Today, at Google I/O, the search and information giant announced offline capabilities that increase Chrome OS' business appeal. While Chromebook is best when constantly connected, Gmail, Google Apps and Calendar will be available offline, and there is a new file manager and media player. Additionally, third-party Web apps can be available offline, should the developer choose to enable the capability. Meanwhile, while not functionality equivalent to Microsoft's Office-Windows-server software stack, Google's cloud meets the "good enough seal of approval" -- at least in my testing.

How Much Could Microsoft Lose?

So what's the exact risk to Microsoft? Sixty percent of Business (e.g., the Office) division revenue comes from voluming licensing agreements -- the ones most at risk when compared to Google Chromebook/cloud app offering. It's about half for Server & Tools and 20 percent for Windows and Windows Live. Office and Windows are Microsoft's cash cows, generating $9.7 billion in revenue and $5.4 billion in profits during fiscal 2011 third quarter, ended March 31.

"About 80 percent of the Pro Desktop Platform revenue is allocated to those two products," DeGroot says. "So for every customer who pays Google $50 a year for Google Apps, Microsoft could lose at least $300 a year in platform revenue. Considering that Microsoft has at least 40 million customers licensed that way, if Google gets 3 million customers onto its system, which isn't a whole lot, Microsoft loses $1 billion." However, "the Microsoft number is conservative," DeGroot emphasizes, "because I'm basing this on the lowest rate, which only companies with greater than 15,000 computers get."

The Google Apps versus Pro Desktop Platform licensing scenario DeGroot sketches out isn't new.
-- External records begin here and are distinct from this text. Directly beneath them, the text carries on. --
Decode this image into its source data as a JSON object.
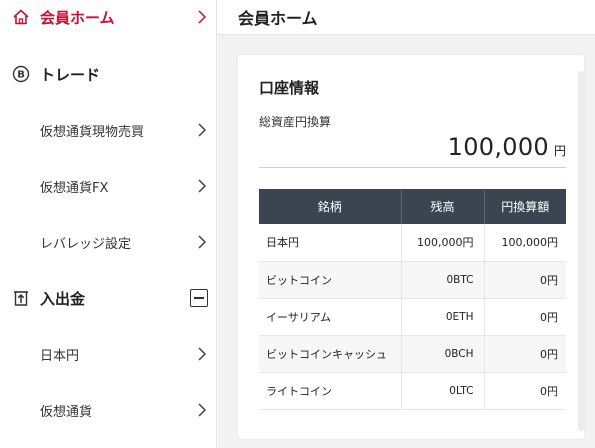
{
  "sidebar": {
    "items": [
      {
        "label": "会員ホーム",
        "icon": "home-icon",
        "active": true
      },
      {
        "label": "トレード",
        "icon": "bitcoin-icon"
      },
      {
        "label": "仮想通貨現物売買"
      },
      {
        "label": "仮想通貨FX"
      },
      {
        "label": "レバレッジ設定"
      },
      {
        "label": "入出金",
        "icon": "deposit-withdraw-icon",
        "toggle": "collapse"
      },
      {
        "label": "日本円"
      },
      {
        "label": "仮想通貨"
      }
    ]
  },
  "header": {
    "title": "会員ホーム"
  },
  "account": {
    "title": "口座情報",
    "total_label": "総資産円換算",
    "total_value": "100,000",
    "total_unit": "円",
    "table": {
      "headers": [
        "銘柄",
        "残高",
        "円換算額"
      ],
      "rows": [
        [
          "日本円",
          "100,000円",
          "100,000円"
        ],
        [
          "ビットコイン",
          "0BTC",
          "0円"
        ],
        [
          "イーサリアム",
          "0ETH",
          "0円"
        ],
        [
          "ビットコインキャッシュ",
          "0BCH",
          "0円"
        ],
        [
          "ライトコイン",
          "0LTC",
          "0円"
        ]
      ]
    }
  },
  "colors": {
    "accent": "#c8102e",
    "table_header": "#3b4552",
    "main_bg": "#f2f2f2"
  }
}
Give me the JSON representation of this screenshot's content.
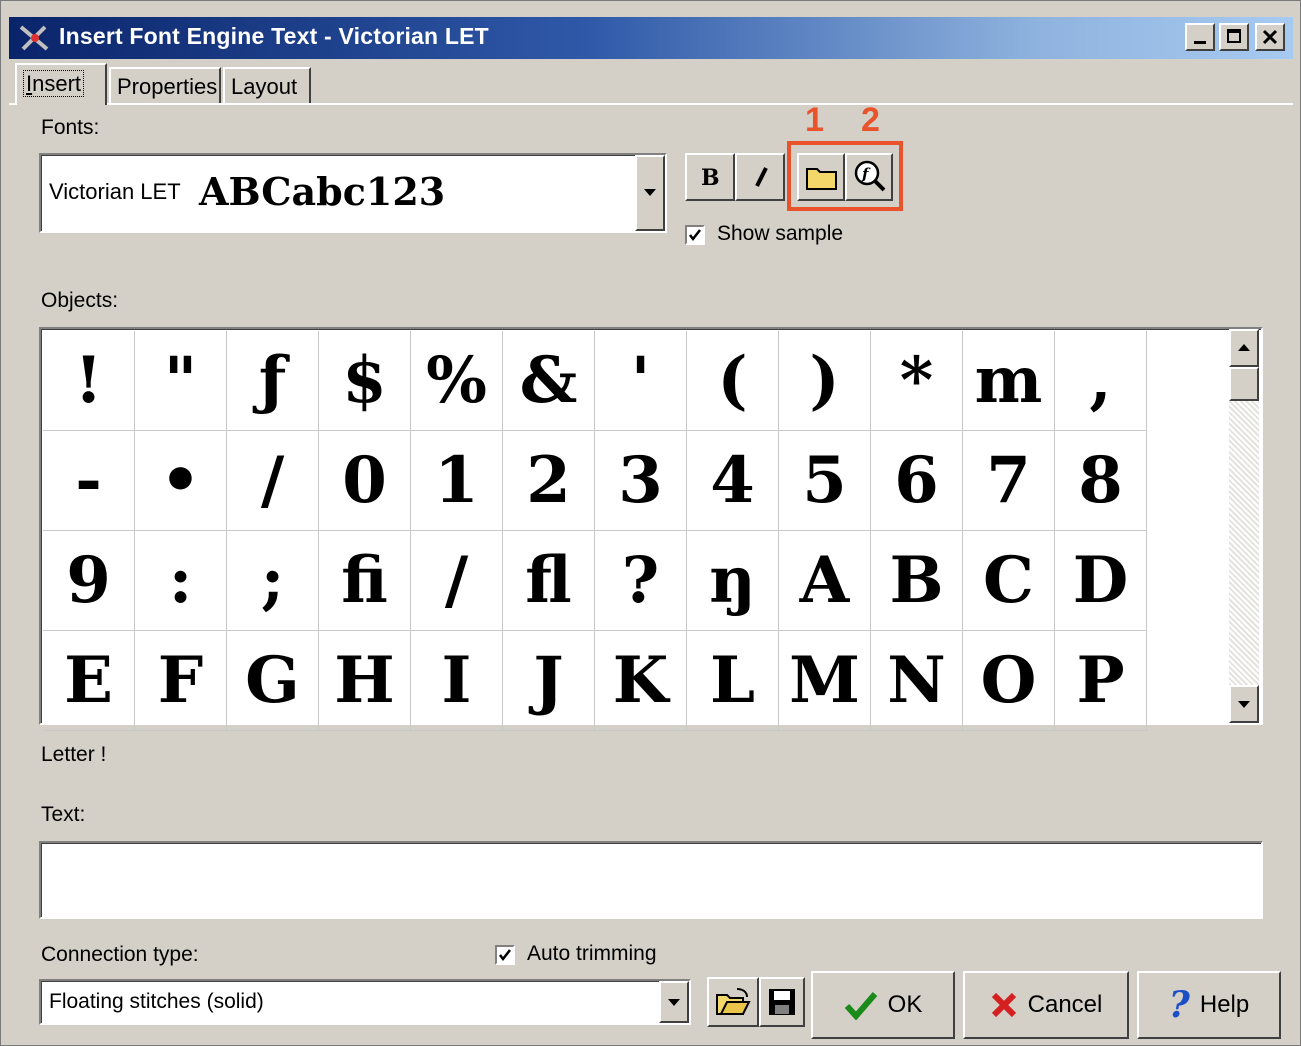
{
  "window": {
    "title": "Insert Font Engine Text - Victorian LET"
  },
  "tabs": [
    {
      "label": "Insert",
      "key": "I"
    },
    {
      "label": "Properties",
      "key": "P"
    },
    {
      "label": "Layout",
      "key": "L"
    }
  ],
  "fonts": {
    "label": "Fonts:",
    "selected_font": "Victorian LET",
    "sample": "ABCabc123",
    "bold_label": "B",
    "italic_label": "I",
    "show_sample_label": "Show sample",
    "show_sample_checked": true
  },
  "annotations": {
    "marker_1": "1",
    "marker_2": "2",
    "highlight_color": "#e8532b"
  },
  "objects": {
    "label": "Objects:",
    "glyphs": [
      "!",
      "\"",
      "ƒ",
      "$",
      "%",
      "&",
      "'",
      "(",
      ")",
      "*",
      "m",
      ",",
      "-",
      "•",
      "/",
      "0",
      "1",
      "2",
      "3",
      "4",
      "5",
      "6",
      "7",
      "8",
      "9",
      ":",
      ";",
      "fi",
      "/",
      "fl",
      "?",
      "ŋ",
      "A",
      "B",
      "C",
      "D",
      "E",
      "F",
      "G",
      "H",
      "I",
      "J",
      "K",
      "L",
      "M",
      "N",
      "O",
      "P"
    ],
    "status": "Letter !"
  },
  "text": {
    "label": "Text:",
    "value": ""
  },
  "connection": {
    "label": "Connection type:",
    "value": "Floating stitches (solid)",
    "auto_trimming_label": "Auto trimming",
    "auto_trimming_checked": true
  },
  "buttons": {
    "ok": "OK",
    "cancel": "Cancel",
    "help": "Help"
  }
}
However, Chromebook creates incentive for enterprises to consider their options differently and "could accelerate movement to Google Apps," he says.

Microsoft led the enterprise software market in 2010, with $54.7 billion in revenue -- that was up 12.5 percent, according to Gartner. The total market generated $244.6 billion, with Microsoft's market share 22.4 percent. The company doesn't need to lose a lot to Chromebook and Google Apps to hurt, with the bigger blow to perception than to the bottom line, at least initially. "It could take a little off the top and raise doubts about the sustainability of Microsoft's crown jewels in the long run," DeGroot says.